PETALING JAYA: A group of 87 civil society organisations (CSOs) are calling on the Human Rights Commission of Malaysia (Suhakam) to investigate allegations of spot checks on menstruation in schools.
In response to recent news reports quoting education minister Radzi Jidin as saying the ministry had yet to find evidence of such practices, the CSOs insisted that the authorities conduct a fair and comprehensive inquiry through an independent third party such as Suhakam.
“This is to ensure transparency and accountability,” they said in a joint statement today.
“The results of the investigations should then be shared with the authorities, including parents, child rights and women’s rights NGOs. This can then be used as a basis for collaborations to form robust policies.”
The CSOs also want to see a whistleblower policy that protects those who come forward to provide the ministry with further details about schools and figures of authority who have conducted such spot checks, moral policing and other forms of sexual harassment.
The CSOs called on all teachers’ training institutes to include topics on gender sensitivity so that future generations of teachers and educators do not perpetrate such abusive practices.
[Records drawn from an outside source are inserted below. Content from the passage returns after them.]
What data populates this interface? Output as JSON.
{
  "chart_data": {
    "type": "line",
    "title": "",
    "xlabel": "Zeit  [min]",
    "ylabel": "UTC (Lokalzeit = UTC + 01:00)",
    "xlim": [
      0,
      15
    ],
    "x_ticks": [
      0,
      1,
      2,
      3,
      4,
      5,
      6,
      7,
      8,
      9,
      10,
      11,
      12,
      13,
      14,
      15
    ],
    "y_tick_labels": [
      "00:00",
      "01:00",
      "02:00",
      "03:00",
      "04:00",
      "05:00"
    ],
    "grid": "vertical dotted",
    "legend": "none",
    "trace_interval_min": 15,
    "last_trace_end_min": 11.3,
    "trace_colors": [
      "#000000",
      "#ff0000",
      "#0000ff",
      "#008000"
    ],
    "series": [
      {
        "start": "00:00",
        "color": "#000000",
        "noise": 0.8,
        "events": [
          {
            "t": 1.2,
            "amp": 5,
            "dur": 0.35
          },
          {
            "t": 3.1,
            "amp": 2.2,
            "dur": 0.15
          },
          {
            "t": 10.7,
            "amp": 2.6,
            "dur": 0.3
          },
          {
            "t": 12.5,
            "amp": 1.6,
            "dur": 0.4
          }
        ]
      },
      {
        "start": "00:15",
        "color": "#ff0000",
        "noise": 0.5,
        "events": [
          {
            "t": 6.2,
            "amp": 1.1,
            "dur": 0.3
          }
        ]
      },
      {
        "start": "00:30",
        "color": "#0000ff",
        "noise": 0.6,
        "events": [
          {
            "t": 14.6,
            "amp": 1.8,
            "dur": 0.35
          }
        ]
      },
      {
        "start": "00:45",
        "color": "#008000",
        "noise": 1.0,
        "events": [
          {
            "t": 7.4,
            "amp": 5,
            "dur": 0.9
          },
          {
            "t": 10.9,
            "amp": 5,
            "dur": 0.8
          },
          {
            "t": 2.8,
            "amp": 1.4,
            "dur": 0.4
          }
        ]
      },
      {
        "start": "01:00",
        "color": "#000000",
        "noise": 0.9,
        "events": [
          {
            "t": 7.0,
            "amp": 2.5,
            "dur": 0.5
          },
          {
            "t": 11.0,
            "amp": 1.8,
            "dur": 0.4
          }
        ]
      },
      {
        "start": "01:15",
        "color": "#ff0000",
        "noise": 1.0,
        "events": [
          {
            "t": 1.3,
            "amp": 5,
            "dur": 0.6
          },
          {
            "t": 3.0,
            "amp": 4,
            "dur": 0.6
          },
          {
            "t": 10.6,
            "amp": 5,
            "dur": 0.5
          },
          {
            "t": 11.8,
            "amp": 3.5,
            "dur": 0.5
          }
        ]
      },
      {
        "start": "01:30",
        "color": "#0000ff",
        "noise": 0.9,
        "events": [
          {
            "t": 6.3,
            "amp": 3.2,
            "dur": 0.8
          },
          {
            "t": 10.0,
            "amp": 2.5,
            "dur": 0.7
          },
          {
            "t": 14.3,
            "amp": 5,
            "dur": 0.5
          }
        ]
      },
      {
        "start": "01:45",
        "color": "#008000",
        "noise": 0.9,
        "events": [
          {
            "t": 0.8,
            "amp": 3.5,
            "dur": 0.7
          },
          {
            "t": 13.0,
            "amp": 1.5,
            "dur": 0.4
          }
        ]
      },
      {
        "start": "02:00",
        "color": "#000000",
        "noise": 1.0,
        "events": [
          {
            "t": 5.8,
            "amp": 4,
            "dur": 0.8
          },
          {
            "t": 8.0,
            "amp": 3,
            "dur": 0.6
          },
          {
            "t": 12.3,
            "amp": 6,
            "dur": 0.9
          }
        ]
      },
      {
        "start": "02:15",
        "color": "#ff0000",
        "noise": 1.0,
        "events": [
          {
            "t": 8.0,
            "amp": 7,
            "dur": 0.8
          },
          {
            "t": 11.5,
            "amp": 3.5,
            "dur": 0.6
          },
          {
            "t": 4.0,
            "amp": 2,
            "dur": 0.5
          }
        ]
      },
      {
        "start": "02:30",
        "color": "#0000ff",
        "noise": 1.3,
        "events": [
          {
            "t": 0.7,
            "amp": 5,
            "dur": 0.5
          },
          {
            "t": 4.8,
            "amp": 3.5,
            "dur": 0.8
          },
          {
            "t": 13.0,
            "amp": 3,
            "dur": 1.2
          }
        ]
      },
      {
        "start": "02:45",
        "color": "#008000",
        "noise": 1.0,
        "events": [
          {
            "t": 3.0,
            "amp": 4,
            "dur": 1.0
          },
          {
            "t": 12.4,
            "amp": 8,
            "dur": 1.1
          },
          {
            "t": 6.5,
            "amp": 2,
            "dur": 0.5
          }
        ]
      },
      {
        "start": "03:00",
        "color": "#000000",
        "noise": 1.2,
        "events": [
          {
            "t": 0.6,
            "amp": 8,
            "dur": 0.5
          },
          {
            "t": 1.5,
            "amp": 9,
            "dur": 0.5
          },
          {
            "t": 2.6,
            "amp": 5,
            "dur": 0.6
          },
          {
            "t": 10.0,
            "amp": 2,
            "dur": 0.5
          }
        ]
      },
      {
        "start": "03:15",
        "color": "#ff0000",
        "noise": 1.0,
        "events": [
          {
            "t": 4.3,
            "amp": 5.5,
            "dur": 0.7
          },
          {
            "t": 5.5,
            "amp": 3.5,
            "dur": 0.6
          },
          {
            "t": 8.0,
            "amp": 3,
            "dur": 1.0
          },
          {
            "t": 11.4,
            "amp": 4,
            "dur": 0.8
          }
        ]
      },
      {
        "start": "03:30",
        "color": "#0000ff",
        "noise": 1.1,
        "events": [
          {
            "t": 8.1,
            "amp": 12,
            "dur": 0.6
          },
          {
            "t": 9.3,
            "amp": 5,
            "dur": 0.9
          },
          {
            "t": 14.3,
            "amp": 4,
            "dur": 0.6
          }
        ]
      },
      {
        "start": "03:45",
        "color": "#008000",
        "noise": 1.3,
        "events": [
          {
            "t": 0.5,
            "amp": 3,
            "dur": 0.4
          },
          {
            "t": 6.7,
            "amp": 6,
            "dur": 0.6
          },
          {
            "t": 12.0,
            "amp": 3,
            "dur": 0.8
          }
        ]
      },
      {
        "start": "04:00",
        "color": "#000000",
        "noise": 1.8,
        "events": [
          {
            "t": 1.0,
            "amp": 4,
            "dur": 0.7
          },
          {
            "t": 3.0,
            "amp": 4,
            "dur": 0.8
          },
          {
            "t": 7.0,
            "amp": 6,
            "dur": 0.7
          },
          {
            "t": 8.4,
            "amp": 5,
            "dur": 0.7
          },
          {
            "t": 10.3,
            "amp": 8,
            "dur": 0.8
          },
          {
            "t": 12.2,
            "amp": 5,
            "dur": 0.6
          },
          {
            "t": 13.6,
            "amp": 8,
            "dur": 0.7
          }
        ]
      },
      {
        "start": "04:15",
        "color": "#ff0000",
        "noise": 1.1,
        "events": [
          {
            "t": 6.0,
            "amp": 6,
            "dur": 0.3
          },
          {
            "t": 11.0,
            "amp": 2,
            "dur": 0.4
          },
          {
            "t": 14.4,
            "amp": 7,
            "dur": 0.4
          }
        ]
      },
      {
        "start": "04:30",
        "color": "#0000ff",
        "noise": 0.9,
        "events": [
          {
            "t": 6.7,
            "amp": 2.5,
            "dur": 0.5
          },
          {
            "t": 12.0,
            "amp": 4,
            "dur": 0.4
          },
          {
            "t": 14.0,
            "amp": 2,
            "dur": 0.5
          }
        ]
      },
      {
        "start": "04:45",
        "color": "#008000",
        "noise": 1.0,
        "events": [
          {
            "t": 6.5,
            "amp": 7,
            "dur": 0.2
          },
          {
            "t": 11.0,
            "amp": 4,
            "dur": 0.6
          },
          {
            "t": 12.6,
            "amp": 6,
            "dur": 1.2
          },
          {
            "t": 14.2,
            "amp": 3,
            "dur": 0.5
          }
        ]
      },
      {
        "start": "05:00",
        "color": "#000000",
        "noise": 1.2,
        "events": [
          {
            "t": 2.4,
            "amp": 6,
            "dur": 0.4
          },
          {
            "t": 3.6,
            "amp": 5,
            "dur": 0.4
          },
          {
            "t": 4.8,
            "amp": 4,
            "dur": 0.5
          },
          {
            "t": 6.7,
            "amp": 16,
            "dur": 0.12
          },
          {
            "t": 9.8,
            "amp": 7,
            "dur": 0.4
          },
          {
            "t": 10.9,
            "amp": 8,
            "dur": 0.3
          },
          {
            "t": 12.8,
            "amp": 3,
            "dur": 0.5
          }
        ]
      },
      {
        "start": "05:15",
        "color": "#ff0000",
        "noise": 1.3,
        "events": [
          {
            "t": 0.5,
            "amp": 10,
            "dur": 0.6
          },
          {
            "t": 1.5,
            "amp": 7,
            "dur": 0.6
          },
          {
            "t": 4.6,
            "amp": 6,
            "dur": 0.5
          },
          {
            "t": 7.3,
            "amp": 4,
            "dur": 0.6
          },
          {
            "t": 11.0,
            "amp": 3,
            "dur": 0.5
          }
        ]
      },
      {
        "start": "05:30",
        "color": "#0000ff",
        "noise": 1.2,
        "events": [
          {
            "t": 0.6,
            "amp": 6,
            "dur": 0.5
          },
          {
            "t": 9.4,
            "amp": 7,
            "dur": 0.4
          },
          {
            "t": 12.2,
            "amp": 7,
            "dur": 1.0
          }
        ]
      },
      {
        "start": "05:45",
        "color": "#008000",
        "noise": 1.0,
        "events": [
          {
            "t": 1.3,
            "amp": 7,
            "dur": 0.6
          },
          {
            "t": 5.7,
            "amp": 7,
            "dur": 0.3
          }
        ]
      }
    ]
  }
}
They are also pushing for compulsory gender sensitisation training among current school staff.
Among the CSOs which signed off on the statement include Angkatan Belia Islam Malaysia (Abim), All Women’s Action Society (AWAM), the National Patriots Association (Patriot), Sisters in Islam (SIS), Suara Rakyat Malaysia (Suaram) and the Women’s Aid Organisation (WAO).
Several schoolgirls recounted to FMT last week their experiences of harassment in schools. Among them were accounts of teachers conducting physical checks to ascertain whether students were giving the menstruation excuse to avoid having to pray, fast or even to do physical exercises.
Noting that those who have been harassed find it difficult to come forward for fear of repercussions, especially if their perpetrators are in positions of power, the CSOs said it was “highly unlikely” that the ministry could obtain such direct feedback from students or any teachers sympathetic to the students.
“It is also doubtful that the perpetrators involved will willingly come forward.
“Survivors of such incidents are also likely traumatised and will not be in the best frame of mind to come forward.”